A recompensa será a mesma que oferta o conto de fada: um final feliz. Paramos de mentir para nós mesmos e, tal qual Pinóquio, que se arrependeu de suas mentiras, seremos premiados: voltaremos a ser plenamente humanos. Só que, para isso, ele prometeu ser bom, corajoso e generoso.
Sabemos também que sociedades que ficam cegas, surdas e mudas acabam mais e mais mentirosas, entrando em colapso e desaparecendo. Muitos de nós associamos o tempo atual ao declínio da civilização, conscientes do estado crítico em que ela se encontra: falta-nos respeito pelo outro, fruto de importante valor, a tolerância pela diversidade, que não só ameaça a base da vida como também a sobrevivência material e espiritual do nosso planeta.
Por isso, chegou o momento de abrirmos o coração e desejarmos ser bons nas declarações, corajosos na determinação e generosos no impulso de sonhar um mundo melhor. Como disse Antoine de Saint-Exupéry: Só se enxerga bem com o coração, o essencial é invisível aos olhos.Curiosamente, o essencial que parecia invisível veio na emoção de uma bela imagem e aproximou o muito grande do muito pequeno.

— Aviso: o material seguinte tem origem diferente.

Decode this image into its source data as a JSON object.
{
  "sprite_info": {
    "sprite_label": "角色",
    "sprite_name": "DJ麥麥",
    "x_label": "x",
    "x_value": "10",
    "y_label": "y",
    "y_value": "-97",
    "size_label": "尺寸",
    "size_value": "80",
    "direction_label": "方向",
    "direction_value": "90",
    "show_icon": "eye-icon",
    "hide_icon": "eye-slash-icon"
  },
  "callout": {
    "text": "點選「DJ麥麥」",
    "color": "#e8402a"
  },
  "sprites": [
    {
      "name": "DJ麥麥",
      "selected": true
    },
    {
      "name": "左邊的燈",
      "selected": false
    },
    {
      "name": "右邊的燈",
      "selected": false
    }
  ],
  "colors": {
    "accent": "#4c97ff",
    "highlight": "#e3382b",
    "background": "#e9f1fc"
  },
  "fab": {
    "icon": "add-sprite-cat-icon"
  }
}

Por paradoxal que pareça, enxergarmo-nos da distância da Lua como parte ínfima da humanidade nos aproximou e pôs em xeque o conceito de fronteiras. Ficou claro que a sobrevivência da humanidade depende da sobrevivência do planeta. Consciência que pressupõe nos sabermos parte de um múltiplo interligado, seres em evolução a partir da poeira cósmica.
Que as pessoas são algo insignificante e divinamente único ao mesmo tempo é algo que só poetas, artistas e o homem espiritualizado conseguiram apreender em sua totalidade.À luz desse ponto de vista, o passaporte do cidadão global, a ser lançado em outubro deste ano, na Oca (parque Ibirapuera, em SP), por Fernando Henrique Cardoso, quebra simbolicamente a defasagem entre o passado e o futuro.
No contexto global, o conceito de passaporte oferece identificação ao cidadão e lhe confere direitos provisórios para adentrar fronteiras alheias, numa invasão permitida.Possui, assim, o potencial simbólico e educativo para promover o perfil humanista do cidadão global.
Destacamos, porém, que de forma nenhuma substituiria o instrumento que nos outorga o direito de andar pelo planeta em que nascemos. Nessa perspectiva, o Instituto de Cidadania Global abraça o programa, um símbolo de mudança efetiva, atendendo ao chamado das metas do milênio -embora pareça assunto fora de atualidade, diante do "drama econômico" que pede a atenção do mundo.
Monica Allende Serra é primeira-dama do Estado de São Paulo, membro do Conselho do Instituto de Cidadania Global, presidente do Fundo de Solidariedade e Desenvolvimento Social e Cultural do Estado de São Paulo, assessora pedagógica da FMU, fundadora do Instituto SeToque e Associação Arte Sem Fronteiras.